Religare   
Religare   

Home > Family > Italy > 2006-11-16 - Court of Cassation, n. 24494

2006-11-16 - Court of Cassation, n. 24494

Family · Italy · Canon Law · Divorce

Declaration of divorce as a breach of the constitutional right to religious freedom

Key facts of the case – The applicant is a woman who considered the civil court’s declaration of ceasing of the concordatarian marriage’s legal effects (divorce) as a breach of her constitutional right to religious freedom, on the basis of her religious belief that marriage is indissoluble and the circumstance that, at the time of its celebration, her former husband also shared this belief.
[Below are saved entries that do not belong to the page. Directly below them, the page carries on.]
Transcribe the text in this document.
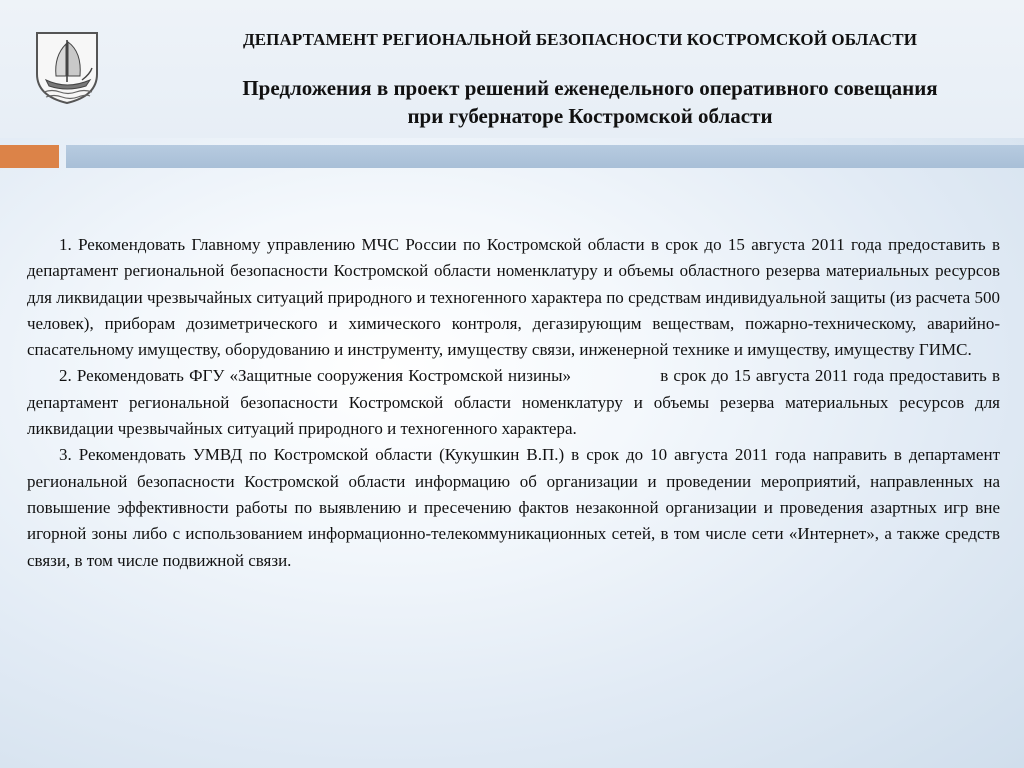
ДЕПАРТАМЕНТ РЕГИОНАЛЬНОЙ БЕЗОПАСНОСТИ КОСТРОМСКОЙ ОБЛАСТИ
Предложения в проект решений еженедельного оперативного совещания
при губернаторе Костромской области

1. Рекомендовать Главному управлению МЧС России по Костромской области в срок до 15 августа 2011 года предоставить в департамент региональной безопасности Костромской области номенклатуру и объемы областного резерва материальных ресурсов для ликвидации чрезвычайных ситуаций природного и техногенного характера по средствам индивидуальной защиты (из расчета 500 человек), приборам дозиметрического и химического контроля, дегазирующим веществам, пожарно-техническому, аварийно-спасательному имуществу, оборудованию и инструменту, имуществу связи, инженерной технике и имуществу, имуществу ГИМС.

2. Рекомендовать ФГУ «Защитные сооружения Костромской низины»	в срок до 15 августа 2011 года предоставить в департамент региональной безопасности Костромской области номенклатуру и объемы резерва материальных ресурсов для ликвидации чрезвычайных ситуаций природного и техногенного характера.

3. Рекомендовать УМВД по Костромской области (Кукушкин В.П.) в срок до 10 августа 2011 года направить в департамент региональной безопасности Костромской области информацию об организации и проведении мероприятий, направленных на повышение эффективности работы по выявлению и пресечению фактов незаконной организации и проведения азартных игр вне игорной зоны либо с использованием информационно-телекоммуникационных сетей, в том числе сети «Интернет», а также средств связи, в том числе подвижной связи.
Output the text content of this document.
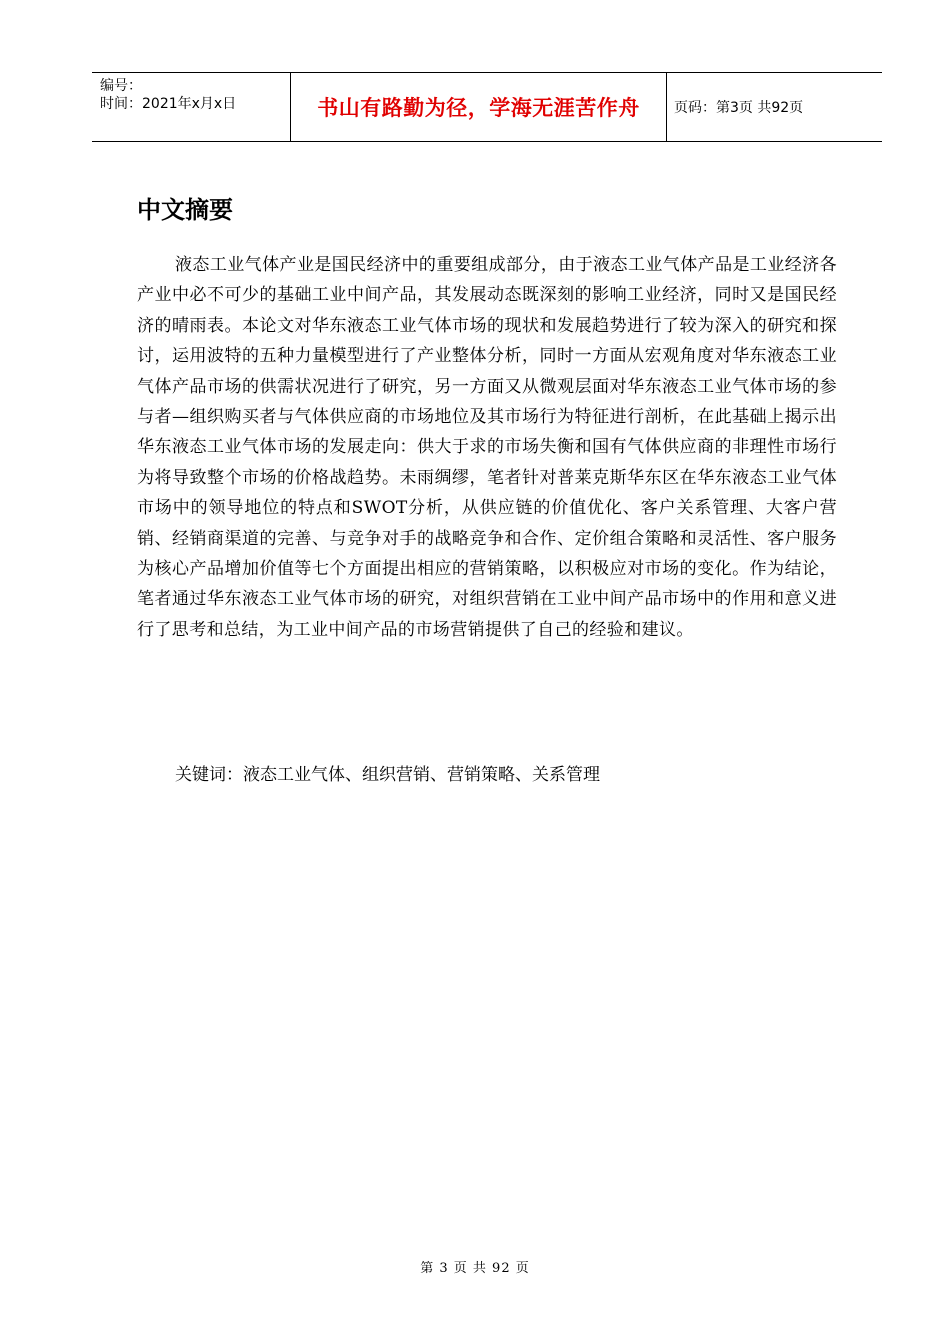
编号：
时间：2021年x月x日	书山有路勤为径，学海无涯苦作舟	页码：第3页 共92页
中文摘要

液态工业气体产业是国民经济中的重要组成部分，由于液态工业气体产品是工业经济各产业中必不可少的基础工业中间产品，其发展动态既深刻的影响工业经济，同时又是国民经济的晴雨表。本论文对华东液态工业气体市场的现状和发展趋势进行了较为深入的研究和探讨，运用波特的五种力量模型进行了产业整体分析，同时一方面从宏观角度对华东液态工业气体产品市场的供需状况进行了研究，另一方面又从微观层面对华东液态工业气体市场的参与者—组织购买者与气体供应商的市场地位及其市场行为特征进行剖析，在此基础上揭示出华东液态工业气体市场的发展走向：供大于求的市场失衡和国有气体供应商的非理性市场行为将导致整个市场的价格战趋势。未雨绸缪，笔者针对普莱克斯华东区在华东液态工业气体市场中的领导地位的特点和SWOT分析，从供应链的价值优化、客户关系管理、大客户营销、经销商渠道的完善、与竞争对手的战略竞争和合作、定价组合策略和灵活性、客户服务为核心产品增加价值等七个方面提出相应的营销策略，以积极应对市场的变化。作为结论，笔者通过华东液态工业气体市场的研究，对组织营销在工业中间产品市场中的作用和意义进行了思考和总结，为工业中间产品的市场营销提供了自己的经验和建议。

关键词：液态工业气体、组织营销、营销策略、关系管理
第 3 页 共 92 页
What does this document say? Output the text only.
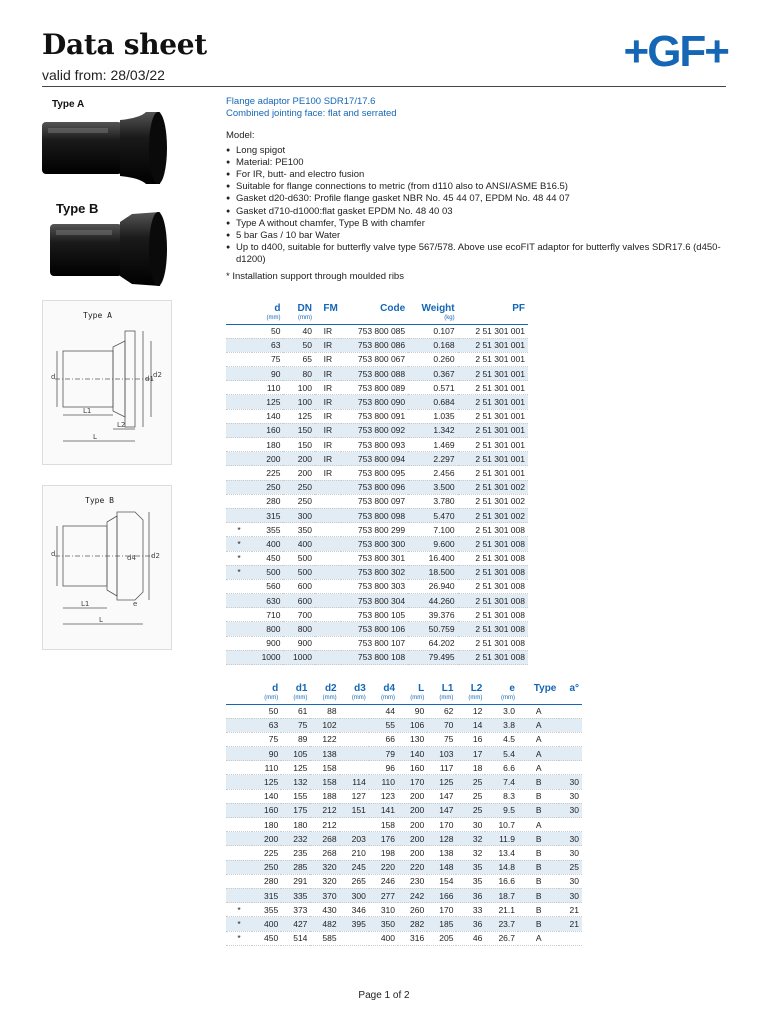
Data sheet
valid from: 28/03/22	+GF+
Type A
Type B
Flange adaptor PE100 SDR17/17.6
Combined jointing face: flat and serrated
Model:
● Long spigot
● Material: PE100
● For IR, butt- and electro fusion
● Suitable for flange connections to metric (from d110 also to ANSI/ASME B16.5)
● Gasket d20-d630: Profile flange gasket NBR No. 45 44 07, EPDM No. 48 44 07
● Gasket d710-d1000:flat gasket EPDM No. 48 40 03
● Type A without chamfer, Type B with chamfer
● 5 bar Gas / 10 bar Water
● Up to d400, suitable for butterfly valve type 567/578. Above use ecoFIT adaptor for butterfly valves SDR17.6 (d450-d1200)
* Installation support through moulded ribs
Type A
d
L1
L
L2
d1 d2
Type B
d
L1
L
d4 d2
e
	d	DN	FM	Code	Weight	PF
	(mm)	(mm)			(kg)	
	50	40	IR	753 800 085	0.107	2 51 301 001
	63	50	IR	753 800 086	0.168	2 51 301 001
	75	65	IR	753 800 067	0.260	2 51 301 001
	90	80	IR	753 800 088	0.367	2 51 301 001
	110	100	IR	753 800 089	0.571	2 51 301 001
	125	100	IR	753 800 090	0.684	2 51 301 001
	140	125	IR	753 800 091	1.035	2 51 301 001
	160	150	IR	753 800 092	1.342	2 51 301 001
	180	150	IR	753 800 093	1.469	2 51 301 001
	200	200	IR	753 800 094	2.297	2 51 301 001
	225	200	IR	753 800 095	2.456	2 51 301 001
	250	250		753 800 096	3.500	2 51 301 002
	280	250		753 800 097	3.780	2 51 301 002
	315	300		753 800 098	5.470	2 51 301 002
*	355	350		753 800 299	7.100	2 51 301 008
*	400	400		753 800 300	9.600	2 51 301 008
*	450	500		753 800 301	16.400	2 51 301 008
*	500	500		753 800 302	18.500	2 51 301 008
	560	600		753 800 303	26.940	2 51 301 008
	630	600		753 800 304	44.260	2 51 301 008
	710	700		753 800 105	39.376	2 51 301 008
	800	800		753 800 106	50.759	2 51 301 008
	900	900		753 800 107	64.202	2 51 301 008
	1000	1000		753 800 108	79.495	2 51 301 008
	d	d1	d2	d3	d4	L	L1	L2	e	Type	a°
	(mm)	(mm)	(mm)	(mm)	(mm)	(mm)	(mm)	(mm)	(mm)		
	50	61	88		44	90	62	12	3.0	A	
	63	75	102		55	106	70	14	3.8	A	
	75	89	122		66	130	75	16	4.5	A	
	90	105	138		79	140	103	17	5.4	A	
	110	125	158		96	160	117	18	6.6	A	
	125	132	158	114	110	170	125	25	7.4	B	30
	140	155	188	127	123	200	147	25	8.3	B	30
	160	175	212	151	141	200	147	25	9.5	B	30
	180	180	212		158	200	170	30	10.7	A	
	200	232	268	203	176	200	128	32	11.9	B	30
	225	235	268	210	198	200	138	32	13.4	B	30
	250	285	320	245	220	220	148	35	14.8	B	25
	280	291	320	265	246	230	154	35	16.6	B	30
	315	335	370	300	277	242	166	36	18.7	B	30
*	355	373	430	346	310	260	170	33	21.1	B	21
*	400	427	482	395	350	282	185	36	23.7	B	21
*	450	514	585		400	316	205	46	26.7	A	
Page 1 of 2
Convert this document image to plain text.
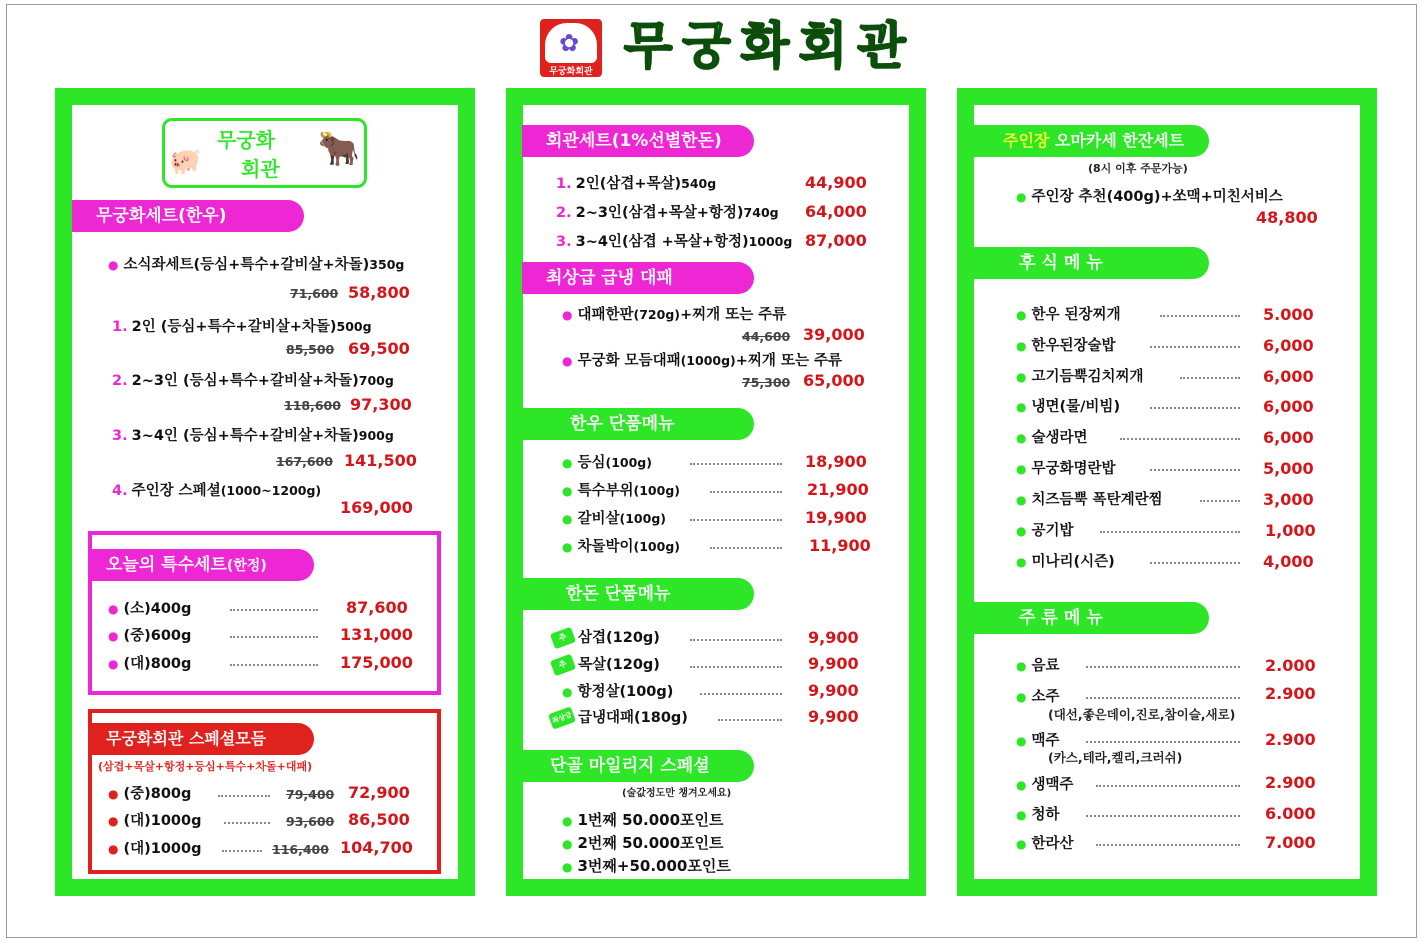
✿
무궁화회관 무궁화회관
🐖
무궁화
회관 🐂
무궁화세트(한우)
● 소식좌세트(등심+특수+갈비살+차돌)350g
71,600 58,800
1. 2인 (등심+특수+갈비살+차돌)500g
85,500 69,500
2. 2~3인 (등심+특수+갈비살+차돌)700g
118,600 97,300
3. 3~4인 (등심+특수+갈비살+차돌)900g
167,600 141,500
4. 주인장 스페셜(1000~1200g)
169,000
오늘의 특수세트(한정)
● (소)400g	87,600
● (중)600g	131,000
● (대)800g	175,000
무궁화회관 스페셜모듬
(삼겹+목살+항정+등심+특수+차돌+대패)
● (중)800g	79,400 72,900
● (대)1000g	93,600 86,500
● (대)1000g	116,400 104,700
회관세트(1%선별한돈)
1. 2인(삼겹+목살)540g	44,900
2. 2~3인(삼겹+목살+항정)740g 64,000
3. 3~4인(삼겹 +목살+항정)1000g 87,000
최상급 급냉 대패
● 대패한판(720g)+찌개 또는 주류
44,600 39,000
● 무궁화 모듬대패(1000g)+찌개 또는 주류
75,300 65,000
한우 단품메뉴
● 등심(100g)	18,900
● 특수부위(100g)	21,900
● 갈비살(100g)	19,900
● 차돌박이(100g)	11,900
한돈 단품메뉴
추 삼겹(120g)	9,900
추 목살(120g)	9,900
● 항정살(100g)	9,900
최상급 급냉대패(180g)	9,900
단골 마일리지 스페셜
(술값정도만 챙겨오세요)
● 1번째 50.000포인트
● 2번째 50.000포인트
● 3번째+50.000포인트
주인장 오마카세 한잔세트
(8시 이후 주문가능)
● 주인장 추천(400g)+쏘맥+미친서비스
48,800
후식메뉴
● 한우 된장찌개	5.000
● 한우된장술밥	6,000
● 고기듬뿍김치찌개	6,000
● 냉면(물/비빔)	6,000
● 술생라면	6,000
● 무궁화명란밥	5,000
● 치즈듬뿍 폭탄계란찜	3,000
● 공기밥	1,000
● 미나리(시즌)	4,000
주류메뉴
● 음료	2.000
● 소주
(대선,좋은데이,진로,참이슬,새로)
2.900
● 맥주
(카스,테라,켈리,크러쉬)
2.900
● 생맥주	2.900
● 청하	6.000
● 한라산	7.000
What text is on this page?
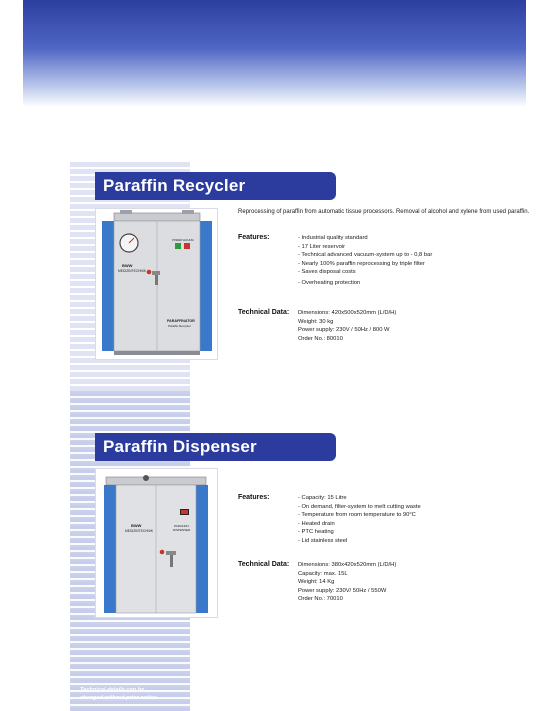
Paraffin Recycler
BWW
MEDIZINTECHNIK
POWER VACUUM
PARAFFINATOR
Paraffin Recycler
Reprocessing of paraffin from automatic tissue processors. Removal of alcohol and xylene from used paraffin.
Features:	- Industrial quality standard
- 17 Liter reservoir
- Technical advanced vacuum-system up to - 0,8 bar
- Nearly 100% paraffin reprocessing by triple filter
- Saves disposal costs
- Overheating protection
Technical Data: Dimensions: 420x500x520mm (L/D/H)
Weight: 30 kg
Power supply: 230V / 50Hz / 800 W
Order No.: 80010
Paraffin Dispenser
BWW
MEDIZINTECHNIK
PARAFFIN
DISPENSER
Features:	- Capacity: 15 Litre
- On demand, filter-system to melt cutting waste
- Temperature from room temperature to 90°C
- Heated drain
- PTC heating
- Lid stainless steel
Technical Data: Dimensions: 380x420x520mm (L/D/H)
Capacity: max. 15L
Weight: 14 Kg
Power supply: 230V/ 50Hz / 550W
Order No.: 70010
Technical details can be
changed without prior notice.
Main reasoning of the court – The judges have first stated that, by the signing of the 1984 Concordat, the State did not mean to regulate marriage as it is regulated by Canon Law (thus prescribing the indissolubility of marriage), but it merely recognised legal effects to religious marriages celebrated according to the Catholic rite, without renouncing its competence as far as the regulation of the temporal limits of such legal effects is concerned.
Secondly, the ceasing of the concordatarian marriage’s legal effects does not affect the applicant’s belonging to the Catholic Church and does not infringe her religious belief that marriage is indissoluble. Thirdly, the religious beliefs held by her former spouse at the time of the celebration of the marriage are irrelevant.